Los apropiadores apuestan a una lógica derivada de procesos complejos, que incluye la compasión por esa criatura. La compasión es un sentimiento cercano a la vergüenza y a la violencia; dichos apropiadores intentarían extirpar “el mal” que estos niños aportarían desde sus orígenes por ser hijos de quienes se consideraban enemigos de la patria según las creencias de las fuerzas de seguridad, y por otra parte, esa conmiseración encubre la compasión hacia sí mismos por no haber podido concebir y la envidia hacia los fecundos. Esta autocompasión es la que siente hacia ellos un sector de la comunidad cuando los compadece porque la ley indica la necesidad de restituir a esas criaturas a sus familias de origen y encarcelar a los apropiadores. Se trata de una lógica de la violencia que se enmascara en estas consideraciones hacia los apropiadores.

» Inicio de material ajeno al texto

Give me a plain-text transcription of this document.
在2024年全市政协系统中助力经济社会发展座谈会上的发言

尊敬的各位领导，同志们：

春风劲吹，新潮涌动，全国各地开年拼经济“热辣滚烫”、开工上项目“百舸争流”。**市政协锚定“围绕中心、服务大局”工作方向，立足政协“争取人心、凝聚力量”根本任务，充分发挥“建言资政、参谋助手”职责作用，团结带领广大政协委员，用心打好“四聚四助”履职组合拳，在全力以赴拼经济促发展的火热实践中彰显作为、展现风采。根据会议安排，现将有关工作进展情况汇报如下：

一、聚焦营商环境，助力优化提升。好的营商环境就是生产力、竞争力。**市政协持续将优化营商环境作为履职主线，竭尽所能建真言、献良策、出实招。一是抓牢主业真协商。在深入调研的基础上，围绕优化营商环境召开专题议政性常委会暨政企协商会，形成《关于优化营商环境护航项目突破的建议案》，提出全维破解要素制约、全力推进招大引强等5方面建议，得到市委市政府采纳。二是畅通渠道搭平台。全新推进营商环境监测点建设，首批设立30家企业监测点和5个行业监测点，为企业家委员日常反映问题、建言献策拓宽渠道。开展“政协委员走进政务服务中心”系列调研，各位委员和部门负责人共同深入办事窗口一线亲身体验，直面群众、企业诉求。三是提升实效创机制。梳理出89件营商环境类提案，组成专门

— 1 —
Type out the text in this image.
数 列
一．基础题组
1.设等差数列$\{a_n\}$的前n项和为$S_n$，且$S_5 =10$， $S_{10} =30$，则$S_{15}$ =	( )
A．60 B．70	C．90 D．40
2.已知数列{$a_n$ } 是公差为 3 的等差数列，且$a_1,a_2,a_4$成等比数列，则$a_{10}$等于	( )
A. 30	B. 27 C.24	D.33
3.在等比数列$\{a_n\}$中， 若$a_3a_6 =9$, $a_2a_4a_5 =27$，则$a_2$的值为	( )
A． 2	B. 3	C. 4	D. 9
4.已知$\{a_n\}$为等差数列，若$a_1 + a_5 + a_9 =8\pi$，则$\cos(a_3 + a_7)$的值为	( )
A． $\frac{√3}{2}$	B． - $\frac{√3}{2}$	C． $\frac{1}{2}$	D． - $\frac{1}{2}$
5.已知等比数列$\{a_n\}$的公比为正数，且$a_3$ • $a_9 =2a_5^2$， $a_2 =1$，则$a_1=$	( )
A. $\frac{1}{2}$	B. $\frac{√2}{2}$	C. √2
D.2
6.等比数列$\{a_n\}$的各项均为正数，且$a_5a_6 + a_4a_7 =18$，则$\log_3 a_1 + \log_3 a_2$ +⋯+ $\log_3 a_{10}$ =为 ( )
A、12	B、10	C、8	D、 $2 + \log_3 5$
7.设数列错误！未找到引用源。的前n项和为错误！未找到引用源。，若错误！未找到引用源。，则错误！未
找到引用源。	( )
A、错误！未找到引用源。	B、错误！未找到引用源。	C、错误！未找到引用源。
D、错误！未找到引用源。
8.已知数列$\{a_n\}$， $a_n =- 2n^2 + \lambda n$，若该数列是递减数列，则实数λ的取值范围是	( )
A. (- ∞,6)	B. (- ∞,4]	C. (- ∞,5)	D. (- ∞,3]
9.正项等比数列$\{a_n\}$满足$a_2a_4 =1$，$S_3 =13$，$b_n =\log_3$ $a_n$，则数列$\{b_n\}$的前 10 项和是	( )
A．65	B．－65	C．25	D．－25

Por otra parte, es posible conjeturar que si se informa a los niños acerca de su origen, ellos retomen la línea política de sus padres y retornen en carácter de vengadores, como sucedió con Moisés y su liderazgo frente al pueblo judío sometido al poder de los faraones. Estaríamos ante una modalidad paranoica como estilo destinado a procesar el miedo por el robo del hijo, que encontramos en los adoptantes; pero en los apropiadores podemos suponer derivaciones delirantes, como las que en oportunidades padecen los carceleros que temen permanentemente la fuga o la burla de aquellos a quienes custodian.
La autocompasión encierra un circuito de lástima-violencia-muerte y secretos: esto último conduce a la necesaria alianza entre los miembros de la pareja de apropiadores dado que comparten un delito que uno podría utilizar contra el otro en caso de divorcio; una solidaridad engendrada en el delito.
Complejizaciones éticas
Desde una perspectiva profesional, quienes escuchamos las consultas a partir de un entrenamiento en adopción padecemos un sacudimiento ético cuando nos consultan las parejas que proceden de este modo; pensamos que la elección de una fertilización asistida en paralelo con el comienzo de los trámites para adoptar, sugiere que los futuros adoptantes no registran la denigración que esta política significa para el niño, lo cual pone en jaque “la realización responsable” de la parentalidad que están por asumir, cualquiera sea el origen del hijo.
En 1897, Freud le escribió a Fliess haciendo mención del mito que se ocupa del nacimiento del héroe, y en 1899 inventó el nombre de lo que posteriormente, en 1909, sería la novela familiar. Marthe Robert se ocupó de significar estas fechas cuando estudió el origen de la novela y la novela del origen.
Los chicos pequeños crean su novela familiar mientras idealizan a sus padres puesto que dependen absolutamente de ellos para sobrevivir; paulatinamente descubren que hay otros padres y que los propios no son perfectos. de allí su decepción. Pero la fantasía los asiste, entonces inventan que son adoptivos y que sus verdaderos padres que imaginan nobles, reyes, heroicos, algún día llegarán para rescatarlos de las manos de quienes ahora los tienen a su cargo. Es el argumento de los cuentos de hadas y de multitud de novelas, amén de los grandes mitos: Moisés, Edipo, Amadís, los héroes que habiendo sido abandonados desde su infancia retornan para salvar a su pueblo.